Graph Theory and Combinatorics Seminar
- Sponsor
- Department of Mathematics
- Speaker
- Abhishek Methuku
- Contact
- Abhishek Dhawan
- adhawan2@illinois.edu
- Views
- 3
- Originating Calendar
- Mathematics Seminar Series: Combinatorics
Speaker: Abhishek Methuku (UIUC)
Title: Turán problems for ordered graphs and 0-1 matrices
Abstract: A zero–one matrix M is said to contain another zero–one matrix A if we can delete some rows and columns of M and change some 1-entries to 0-entries so that the resulting matrix is A. The extremal number of A, denoted ex(n, A), is the maximum number of 1-entries an n×n zero–one matrix can have without containing A. The systematic study of this function for various patterns A goes back to work of Füredi and Hajnal (1992), and the area has many connections to other parts of mathematics and to theoretical computer science. For instance, one notable application is the celebrated proof of the Stanley–Wilf conjecture by Marcus and Tardos.
Much of the existing literature focuses on acyclic patterns, but comparatively little is known in the general case, when A need not be acyclic.
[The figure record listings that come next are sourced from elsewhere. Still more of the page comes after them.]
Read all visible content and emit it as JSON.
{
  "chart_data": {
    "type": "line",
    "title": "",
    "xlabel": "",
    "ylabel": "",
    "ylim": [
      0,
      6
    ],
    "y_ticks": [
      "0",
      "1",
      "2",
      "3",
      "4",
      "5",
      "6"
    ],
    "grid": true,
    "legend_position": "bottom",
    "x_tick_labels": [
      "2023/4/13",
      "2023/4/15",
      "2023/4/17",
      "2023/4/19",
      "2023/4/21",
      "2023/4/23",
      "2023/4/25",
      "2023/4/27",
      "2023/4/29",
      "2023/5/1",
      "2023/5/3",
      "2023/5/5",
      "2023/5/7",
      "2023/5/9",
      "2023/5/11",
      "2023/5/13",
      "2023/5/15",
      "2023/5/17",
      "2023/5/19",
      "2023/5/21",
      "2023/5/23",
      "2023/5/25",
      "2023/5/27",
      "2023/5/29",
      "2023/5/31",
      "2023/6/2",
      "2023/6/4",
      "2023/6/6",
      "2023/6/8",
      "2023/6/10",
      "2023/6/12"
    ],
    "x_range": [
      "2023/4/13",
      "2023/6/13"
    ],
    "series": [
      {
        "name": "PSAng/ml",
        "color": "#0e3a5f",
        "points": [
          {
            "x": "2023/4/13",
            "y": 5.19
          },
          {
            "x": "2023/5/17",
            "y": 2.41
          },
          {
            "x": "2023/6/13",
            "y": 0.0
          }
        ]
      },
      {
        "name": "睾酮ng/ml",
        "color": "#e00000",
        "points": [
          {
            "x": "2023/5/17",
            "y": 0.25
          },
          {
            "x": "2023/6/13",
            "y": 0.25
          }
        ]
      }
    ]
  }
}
In this talk, I will discuss several proof ideas that yield new results in this direction, including various results on Turán numbers of ordered cycles and an asymptotically tight general theorem showing that if A has at most t ones in every row, then ex(n, A) ≤ n^(2 − 1/t + o(1)), generalizing a celebrated result of Füredi and of Alon–Krivelevich–Sudakov on the (unordered) extremal number of bipartite graphs with maximum degree t in one part.
I will also survey several open problems in the area and discuss possible directions for future research. This talk is based on several joint works.